Laura Cardoso

Personal information
- Full name: Laura Cardoso Vilas Boas
- Born: 28 March 2005 (age 21) Brazil
- Batting: Right-handed
- Bowling: Right-arm medium fast
- Role: Bowling allrounder

International information
- National side: Brazil;
- T20I debut (cap 15): 19 October 2021 v Argentina
- Last T20I: 9 April 2026 v Lesotho

Career statistics
| Competition | T20I |
| Matches | 48 |
| Runs scored | 656 |
| Batting average | 20.50 |
| 100s/50s | 0/3 |
| Top score | 71* |
| Balls bowled | 753 |
| Wickets | 55 |
| Bowling average | 9.76 |
| 5 wickets in innings | 1 |
| 10 wickets in match | 0 |
| Best bowling | 9/4 |
| Catches/stumpings | 19/– |
- Source: ESPNcricinfo, 9 April 2026

= Laura Cardoso (cricketer) =

Brazilian cricketer (born 2005)

Laura Cardoso Vilas Boas (born 28 March 2005) is a Brazilian cricketer who plays for the women's national cricket team as a right-arm medium fast bowler and right handed batter. In 2021, aged 16, she became the first cricketer, male or female, to take a hat-trick for Brazil in a Twenty20 International (T20I). On 9 April 2026, during the 2026 Kalahari Women's Tournament in Botswana, she set a record for the best bowling figures in a T20I when she took 9/4 against Lesotho.

==Early life==
Cardoso has been involved in sport since she was very young. Initially, she played volleyball. At the age of 11, she switched to cricket, and joined a community cricket project called Criança Feliz. By the time she was 12, she was displaying exceptional talent for the game.

==International career==
In January 2020, Cardoso was one of the first 14 cricketers, all of them female, to be centrally contracted by Cricket Brasil. Determined not to let the opportunity slip, she became even more disciplined in her approach to the balancing of cricket's demanding schedule with her school commitments.

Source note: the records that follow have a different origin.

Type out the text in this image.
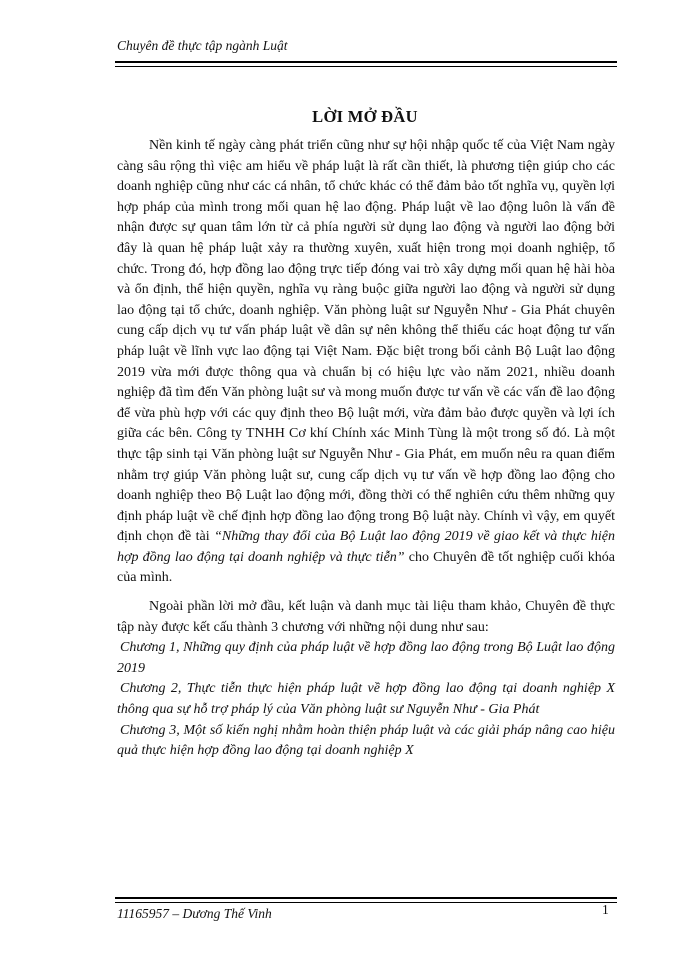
Chuyên đề thực tập ngành Luật
LỜI MỞ ĐẦU

Nền kinh tế ngày càng phát triển cũng như sự hội nhập quốc tế của Việt Nam ngày càng sâu rộng thì việc am hiểu về pháp luật là rất cần thiết, là phương tiện giúp cho các doanh nghiệp cũng như các cá nhân, tổ chức khác có thể đảm bảo tốt nghĩa vụ, quyền lợi hợp pháp của mình trong mối quan hệ lao động. Pháp luật về lao động luôn là vấn đề nhận được sự quan tâm lớn từ cả phía người sử dụng lao động và người lao động bởi đây là quan hệ pháp luật xảy ra thường xuyên, xuất hiện trong mọi doanh nghiệp, tổ chức. Trong đó, hợp đồng lao động trực tiếp đóng vai trò xây dựng mối quan hệ hài hòa và ổn định, thể hiện quyền, nghĩa vụ ràng buộc giữa người lao động và người sử dụng lao động tại tổ chức, doanh nghiệp. Văn phòng luật sư Nguyễn Như - Gia Phát chuyên cung cấp dịch vụ tư vấn pháp luật về dân sự nên không thể thiếu các hoạt động tư vấn pháp luật về lĩnh vực lao động tại Việt Nam. Đặc biệt trong bối cảnh Bộ Luật lao động 2019 vừa mới được thông qua và chuẩn bị có hiệu lực vào năm 2021, nhiều doanh nghiệp đã tìm đến Văn phòng luật sư và mong muốn được tư vấn về các vấn đề lao động để vừa phù hợp với các quy định theo Bộ luật mới, vừa đảm bảo được quyền và lợi ích giữa các bên. Công ty TNHH Cơ khí Chính xác Minh Tùng là một trong số đó. Là một thực tập sinh tại Văn phòng luật sư Nguyễn Như - Gia Phát, em muốn nêu ra quan điểm nhằm trợ giúp Văn phòng luật sư, cung cấp dịch vụ tư vấn về hợp đồng lao động cho doanh nghiệp theo Bộ Luật lao động mới, đồng thời có thể nghiên cứu thêm những quy định pháp luật về chế định hợp đồng lao động trong Bộ luật này. Chính vì vậy, em quyết định chọn đề tài “Những thay đổi của Bộ Luật lao động 2019 về giao kết và thực hiện hợp đồng lao động tại doanh nghiệp và thực tiễn” cho Chuyên đề tốt nghiệp cuối khóa của mình.

Ngoài phần lời mở đầu, kết luận và danh mục tài liệu tham khảo, Chuyên đề thực tập này được kết cấu thành 3 chương với những nội dung như sau:

Chương 1, Những quy định của pháp luật về hợp đồng lao động trong Bộ Luật lao động 2019

Chương 2, Thực tiễn thực hiện pháp luật về hợp đồng lao động tại doanh nghiệp X thông qua sự hỗ trợ pháp lý của Văn phòng luật sư Nguyễn Như - Gia Phát

Chương 3, Một số kiến nghị nhằm hoàn thiện pháp luật và các giải pháp nâng cao hiệu quả thực hiện hợp đồng lao động tại doanh nghiệp X

11165957 – Dương Thế Vinh	1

Even before making her international debut, she was being described as the national team's "premier allrounder", like her idol Ellyse Perry.

In October 2021, Cardoso was selected in Brazil's squad for the ICC Women's T20 World Cup Americas Qualifier, to be held in Naucalpan, Mexico. Ahead of the tournament, her captain, Roberta Moretti Avery, was lauding her as "a gun". Cardoso made her WT20I debut in the first match of the tournament, against the United States, on 18 October 2021. She took one wicket for six runs in two overs. Three days later, in Brazil's second match against the United States, she took 3/24.

On 25 October 2021, in Brazil's final match of the tournament, against Canada, Cardoso's performance was even more impressive. With Canada poised at 46/5 and needing just three runs in the final over for victory, Moretti handed Cardoso the ball. After beginning the over with a dot delivery, Cardoso watched Canada lose its sixth wicket to a run out off her second ball. She then proceeded to take a hat trick with her third, fourth and fifth deliveries.

Cardoso thus became the first cricketer, male or female, to take a hat-trick for Brazil in a T20I. Brazil then won the match, by taking Canada's final wicket with a run out off the final ball of the innings, to end what has been dubbed the most dramatic over in Brazilian cricket history. Cardoso finished the match with 3/8 and the player of the match award. She also completed the tournament with a total of 11 wickets, the most of any of the bowlers, from her six matches.

In May 2022, Cardoso and Moretti were recruited to play in the privately run 2022 FairBreak Invitational T20 in Dubai, United Arab Emirates. They were both allocated to the Barmy Army team.

On 9 April 2026, during the 2026 Kalahari Women's Tournament in Botswana, she set a record for the best bowling figures in a T20I when she took 9/4 against Lesotho. The first five wickets came from consecutive deliveries.